Por: Padre Carlos Aquino | effata_37@hotmail.com

“Antes que saísses do seio de tua mãe, Eu te consagrei e te constituí profeta entre as nações” (Jer 1,5). Todos os anos o esperado e luminoso tempo do Verão inicia com as grandes festividades populares dedicadas aos Santos António, João e Pedro. Bailaricos e sardinhadas recriam bairros e alargam as famílias na alegria. Vencem-se rotinas e abrem-se janelas à música e à beleza da vida não circunscrita ao automatismo quotidiano.

O perfume dos manjericos e a poesia unge e une as almas. Creio que nunca se perguntou às sardinhas se ficavam satisfeitas pela sua imolação em honra dos consagrados de Deus. Seria necessário um milagre para as ouvir falar.

Mas creio, também, que nunca se perguntou ao povo, reunido em festa, se conhece a identidade e a vida desses que são a causa da festa. Esta não é hora de milagres! Sabe-se e saboreia-se as sardinhas dos Santos, mas poucos saberão dizer, na verdade, quem foi António, João e Pedro, homens de Deus e profetas.

Pouco interessará como justificação para um dia feriado a sua santidade e a motivação da sua vida. Dos que se afirmam religiosos e até cristãos, são poucos os que conhecem as suas vidas, ainda que por motivos culturais, sabendo falar da importância dos mesmos na História que avança. E o mesmo se diga dos que se afirmam não religiosos, mas a quem dá muito jeito um feriado para folgarem, repousando do trabalho e descansarem o espírito, aproveitando um tempo em família. Para quem promove a festa o importante é que se consuma, haja sardinhas e bailarico e os santos ajudem no milagre de boa receita.
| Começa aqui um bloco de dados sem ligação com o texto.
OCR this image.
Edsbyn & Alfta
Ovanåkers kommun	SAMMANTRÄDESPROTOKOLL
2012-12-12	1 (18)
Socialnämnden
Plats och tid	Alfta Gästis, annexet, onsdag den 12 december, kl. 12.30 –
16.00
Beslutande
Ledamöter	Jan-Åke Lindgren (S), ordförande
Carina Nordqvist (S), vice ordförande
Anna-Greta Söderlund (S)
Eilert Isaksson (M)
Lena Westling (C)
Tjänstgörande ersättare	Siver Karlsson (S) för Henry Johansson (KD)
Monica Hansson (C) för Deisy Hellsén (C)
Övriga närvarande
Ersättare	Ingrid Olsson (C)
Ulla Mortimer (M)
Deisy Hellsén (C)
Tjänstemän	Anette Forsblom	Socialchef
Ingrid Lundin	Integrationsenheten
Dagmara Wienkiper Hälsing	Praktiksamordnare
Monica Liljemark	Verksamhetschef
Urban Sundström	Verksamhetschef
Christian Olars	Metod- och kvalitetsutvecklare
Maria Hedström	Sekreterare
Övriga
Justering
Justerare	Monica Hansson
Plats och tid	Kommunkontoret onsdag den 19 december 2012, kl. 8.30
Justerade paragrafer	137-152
Para quem nela participa, que seja bem animada, se gaste pouco e haja muita diversão. Que interesse terá saber quando se baila, que António de lisboa ou de Pádua, nascido nos finais do século XII e falecido no já longínquo ano de 1231 tinha por nome Fernando de Bulhões?

Que foi Presbítero e é considerado doutor da Igreja, um cónego regular que ingressou na Ordem dos Menores para se entregar à propagação da fé entre os povos de África, mas que acabou por exercer com muito fruto o seu ministério da pregação da Palavra de Deus na Itália e na França? Que é autor de grandes Sermões impregnados de doutrina e suavidade da fé, um português maior? Saboreando sardinhas, que interesse terá saber que João, filho de Isabel, descendente de Aarão e do sacerdote da classe de Abias, chamado Zacarias, é nome que lhe foi dado por mensageiro divino e significa “Deus concede a graça”? Que Ele foi o precursor do Messias e profeta, tendo-o batizado no rio Jordão e sido morto por Herodes na fidelidade à Verdade e à Palavra justa de Deus? E que interessa saber que Simão de Betsaida, filho de Jonas e irmão de André, pescador da Galileia foi chamado por Jesus e por Ele tornado Apóstolo, sendo o primeiro entre os discípulos a confessar que Jesus era o Cristo, Filho de Deus vivo, por quem foi chamado de Pedro? Que morreu crucificado na fidelidade ao Senhor tendo sido por Ele escolhido como pedra singular na edificação da Sua Igreja? Saboreando as sardinhas dos Santos, ainda lembrados, mas na maioria da gente desconhecidos, dançaram na minha lembrança as palavras de uma mulher maior: “Perenidade/ Mesmo depois do Tempo/ ficaremos no coração aberto dos que amamos.// E no grande silêncio que restar/ na ausência dos gestos e do olhar/ ainda assim estaremos/ e seremos.// Mesmo depois do Tempo/ quando formos lembrança evanescente/ seremos outra forma de presença/ porque o amor subsiste/ eternamente”. (Fernanda Seno).